[tech-vector-ext] Some proposals


Guy Lemieux
 

On Sun, Mar 8, 2020 at 1:42 AM Krste Asanovic <krste@...> wrote:


It doesn't look like all these issues were addressed either on mailing
list or on github tracker. In general, it is much better to split
feedback into individual topics. I'm responding all-in-one below, but
if you want to continue any of these threads, please add to github
tracker as independent issues.

Several of these issues might be addressed with anticipated longer
64-bit vector instructions (ILEN=64).

On Fri, 22 Nov 2019 16:17:33 +0100, Dr. Adrián Cristal <adrian.cristal@...> said:
| Dear all,
| We have been involved in RTL design of an accelerator featuring the 0.7.1 standard; in parallel, we were running some vectorized HPC kernels on
| a simulator platform which mimics the accelerator. We have come across the following:

| 1. With respect to new proposed spill instructions, the cost could be high in case we need to spill few elements of a large vector. Instead we
| propose the following: spill v1, rs1, [rs2], recoverspill v2,rs2 and unspill rs1.

| The semantic is the following: spill v1, rs1, [rs2], will store v1 in the address rs1 up to rs2 elements. There is not a warranty that the
| values are stored, but there is the warranty that if they are not stored they will be completely recovered by the recoverspill v2, rs2 (
| otherwise recoverspill v2,rs2 will read the values from memory if they at some time were written to memory). The unspill rs1, will disable the
| capability to recoverspill operation at address rs1. In the case of OoO processor, for spill it can delay the free of the vector physical
| register on spill and assign to the logical register again on recovespill. So the cost will be much less, but it can be saved if the processor
| needs more physical registers. For in order implemenetations, it will save the registers on memory.
On a context switch, the underlying physical registers that hold spill
values need to be saved/restored to memory, as well as the associated
rs1 values. This means we need extra instructions to iterate through
the physical registers, and their associated rs1 values, to also save
as part of the context switch. Not impossible, but it is more complex
than just adding the 3 proposed instructions. Instead, you could just
force the spill to memory of all tracked registers, but then you run
into the delayed memory page faults etc brought up by Krste.

Instead, at the system level you could have a tightly-coupled memory
(TCM) as an addressable scratchpad where vector registers get written
during a spill? (This TCM could be used for any purpose.)
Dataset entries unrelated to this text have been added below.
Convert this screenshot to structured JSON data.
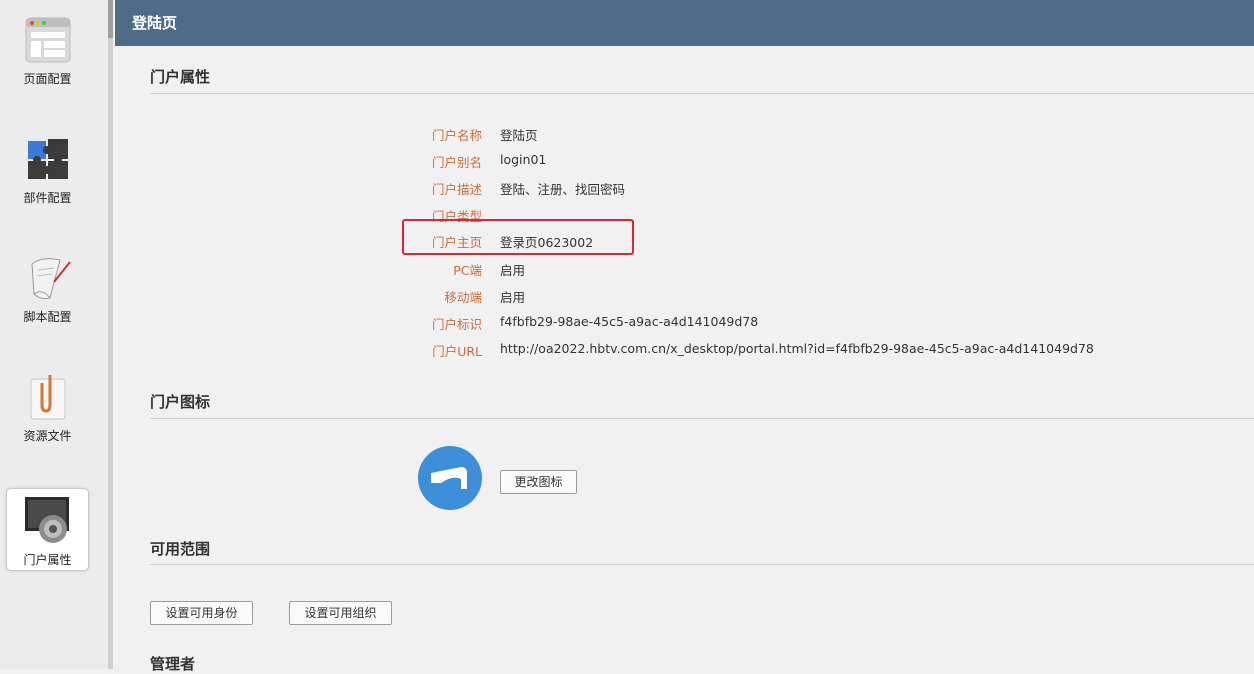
{
  "sidebar": {
    "items": [
      {
        "label": "页面配置",
        "icon": "page-layout-icon"
      },
      {
        "label": "部件配置",
        "icon": "puzzle-icon"
      },
      {
        "label": "脚本配置",
        "icon": "script-scroll-icon"
      },
      {
        "label": "资源文件",
        "icon": "paperclip-file-icon"
      },
      {
        "label": "门户属性",
        "icon": "settings-gear-icon",
        "active": true
      }
    ]
  },
  "header": {
    "title": "登陆页"
  },
  "sections": {
    "properties": {
      "title": "门户属性",
      "rows": [
        {
          "label": "门户名称",
          "value": "登陆页"
        },
        {
          "label": "门户别名",
          "value": "login01"
        },
        {
          "label": "门户描述",
          "value": "登陆、注册、找回密码"
        },
        {
          "label": "门户类型",
          "value": ""
        },
        {
          "label": "门户主页",
          "value": "登录页0623002"
        },
        {
          "label": "PC端",
          "value": "启用"
        },
        {
          "label": "移动端",
          "value": "启用"
        },
        {
          "label": "门户标识",
          "value": "f4fbfb29-98ae-45c5-a9ac-a4d141049d78"
        },
        {
          "label": "门户URL",
          "value": "http://oa2022.hbtv.com.cn/x_desktop/portal.html?id=f4fbfb29-98ae-45c5-a9ac-a4d141049d78"
        }
      ]
    },
    "icon": {
      "title": "门户图标",
      "change_button": "更改图标"
    },
    "scope": {
      "title": "可用范围",
      "identity_button": "设置可用身份",
      "org_button": "设置可用组织"
    },
    "admins": {
      "title": "管理者"
    }
  },
  "colors": {
    "header": "#4e6b88",
    "label": "#cc6d3b",
    "highlight": "#e0262d",
    "portal_icon": "#3d8fd9"
  }
}
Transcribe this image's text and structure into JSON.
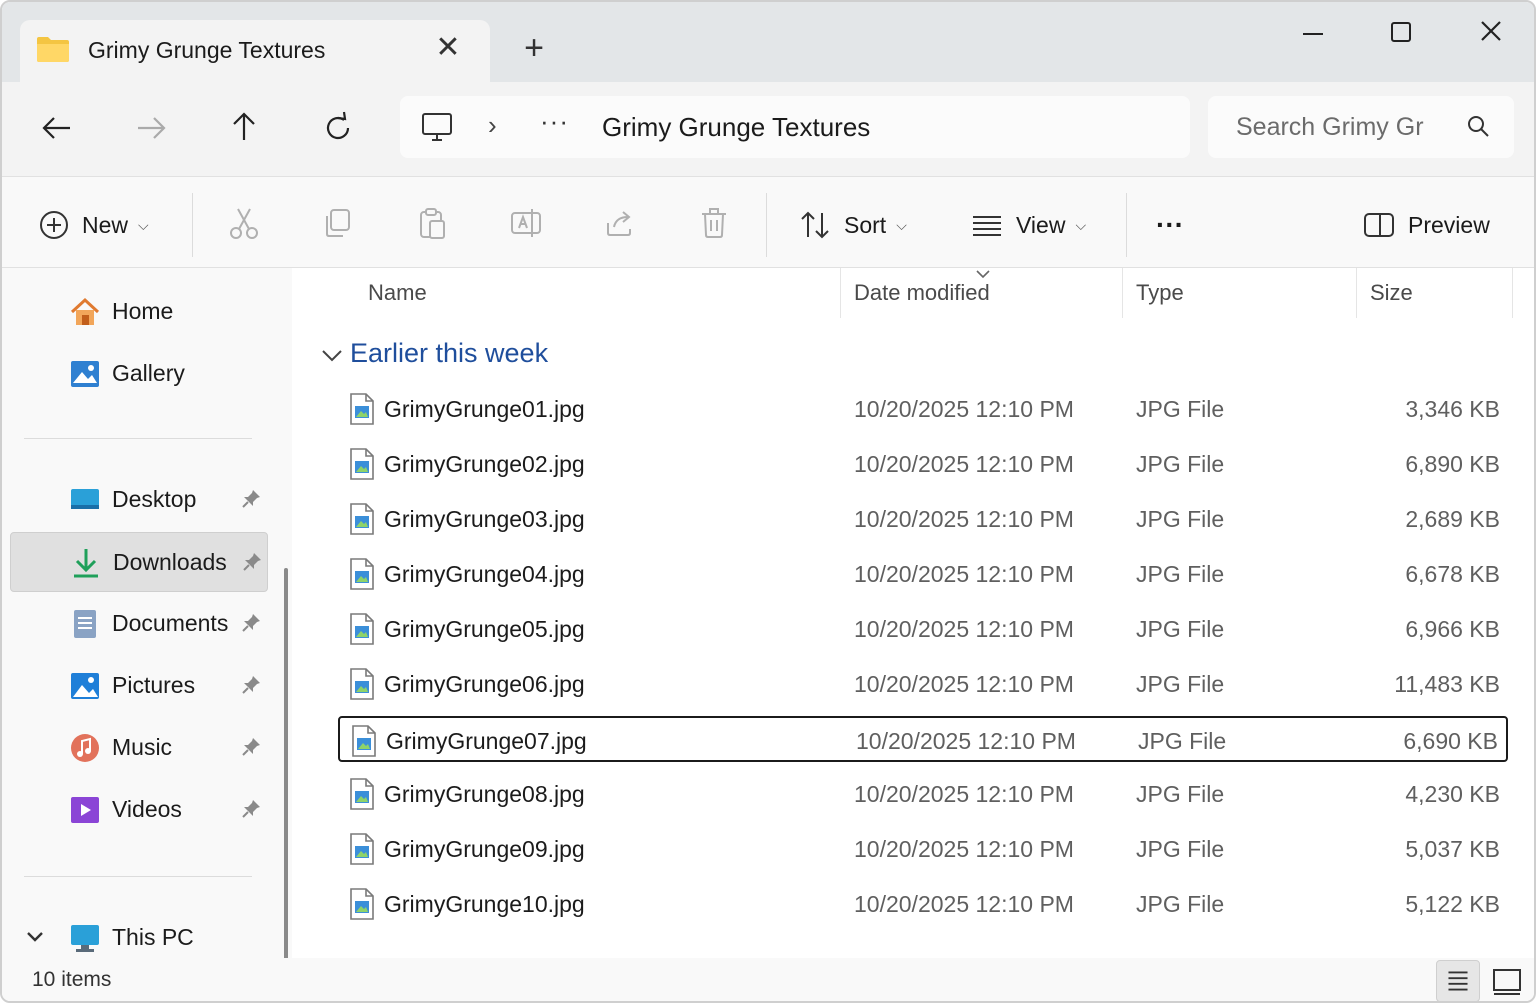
{
  "window": {
    "tab_title": "Grimy Grunge Textures",
    "tab_close": "✕",
    "new_tab": "+"
  },
  "nav": {
    "path_sep": "›",
    "path_overflow": "···",
    "current_path": "Grimy Grunge Textures",
    "search_placeholder": "Search Grimy Gr"
  },
  "commands": {
    "new_label": "New",
    "sort_label": "Sort",
    "view_label": "View",
    "more_label": "···",
    "preview_label": "Preview",
    "dropdown_chevron": "⌵"
  },
  "sidebar": {
    "items": [
      {
        "label": "Home",
        "icon": "home-icon"
      },
      {
        "label": "Gallery",
        "icon": "gallery-icon"
      },
      {
        "label": "Desktop",
        "icon": "desktop-icon",
        "pinned": true
      },
      {
        "label": "Downloads",
        "icon": "download-icon",
        "pinned": true,
        "selected": true
      },
      {
        "label": "Documents",
        "icon": "document-icon",
        "pinned": true
      },
      {
        "label": "Pictures",
        "icon": "pictures-icon",
        "pinned": true
      },
      {
        "label": "Music",
        "icon": "music-icon",
        "pinned": true
      },
      {
        "label": "Videos",
        "icon": "videos-icon",
        "pinned": true
      },
      {
        "label": "This PC",
        "icon": "this-pc-icon"
      }
    ]
  },
  "columns": {
    "name": "Name",
    "date": "Date modified",
    "type": "Type",
    "size": "Size"
  },
  "group": {
    "title": "Earlier this week"
  },
  "files": [
    {
      "name": "GrimyGrunge01.jpg",
      "date": "10/20/2025 12:10 PM",
      "type": "JPG File",
      "size": "3,346 KB"
    },
    {
      "name": "GrimyGrunge02.jpg",
      "date": "10/20/2025 12:10 PM",
      "type": "JPG File",
      "size": "6,890 KB"
    },
    {
      "name": "GrimyGrunge03.jpg",
      "date": "10/20/2025 12:10 PM",
      "type": "JPG File",
      "size": "2,689 KB"
    },
    {
      "name": "GrimyGrunge04.jpg",
      "date": "10/20/2025 12:10 PM",
      "type": "JPG File",
      "size": "6,678 KB"
    },
    {
      "name": "GrimyGrunge05.jpg",
      "date": "10/20/2025 12:10 PM",
      "type": "JPG File",
      "size": "6,966 KB"
    },
    {
      "name": "GrimyGrunge06.jpg",
      "date": "10/20/2025 12:10 PM",
      "type": "JPG File",
      "size": "11,483 KB"
    },
    {
      "name": "GrimyGrunge07.jpg",
      "date": "10/20/2025 12:10 PM",
      "type": "JPG File",
      "size": "6,690 KB",
      "focused": true
    },
    {
      "name": "GrimyGrunge08.jpg",
      "date": "10/20/2025 12:10 PM",
      "type": "JPG File",
      "size": "4,230 KB"
    },
    {
      "name": "GrimyGrunge09.jpg",
      "date": "10/20/2025 12:10 PM",
      "type": "JPG File",
      "size": "5,037 KB"
    },
    {
      "name": "GrimyGrunge10.jpg",
      "date": "10/20/2025 12:10 PM",
      "type": "JPG File",
      "size": "5,122 KB"
    }
  ],
  "status": {
    "item_count": "10 items"
  },
  "colors": {
    "accent": "#1f4e9c",
    "folder": "#f4c542",
    "selection": "#e0e0e0"
  }
}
| 4- If a register is defined with a VL, then the values after VL (between VL+1 to VLMAX) could be set to “undefined” or 0, it would benefit
| implementations with longer vectors considerably in an OoO processor. The current text states that the previous values should be preserved.

Ongoing discussion.

| 5- Proposal to add some semantic information to the vectors. In particular it is important to know the VL and the SEW at the time vector was
| created, so when the context is saved we can have a special load/store operation that will only use the minimal storage that is needed in
| memory (plus the length and sew). Also this allows the system to know that after the VL, we do not have to preserve any element.
Except that all values after VL do have to be stored on a context
switch. Just because a VL was used to modify head elements of a
vector, it doesn't mean the tail elements can be ignored (under the
current tail-undisturbed model).

Guy


Krste Asanovic
 

It doesn't look like all these issues were addressed either on mailing
list or on github tracker. In general, it is much better to split
feedback into individual topics. I'm responding all-in-one below, but
if you want to continue any of these threads, please add to github
tracker as independent issues.

Several of these issues might be addressed with anticipated longer
64-bit vector instructions (ILEN=64).

On Fri, 22 Nov 2019 16:17:33 +0100, Dr. Adrián Cristal <adrian.cristal@...> said:
| Dear all,
| We have been involved in RTL design of an accelerator featuring the 0.7.1 standard; in parallel, we were running some vectorized HPC kernels on
| a simulator platform which mimics the accelerator. We have come across the following:

| 1. With respect to new proposed spill instructions, the cost could be high in case we need to spill few elements of a large vector.  Instead we
| propose the following: spill v1, rs1, [rs2], recoverspill v2,rs2 and unspill rs1.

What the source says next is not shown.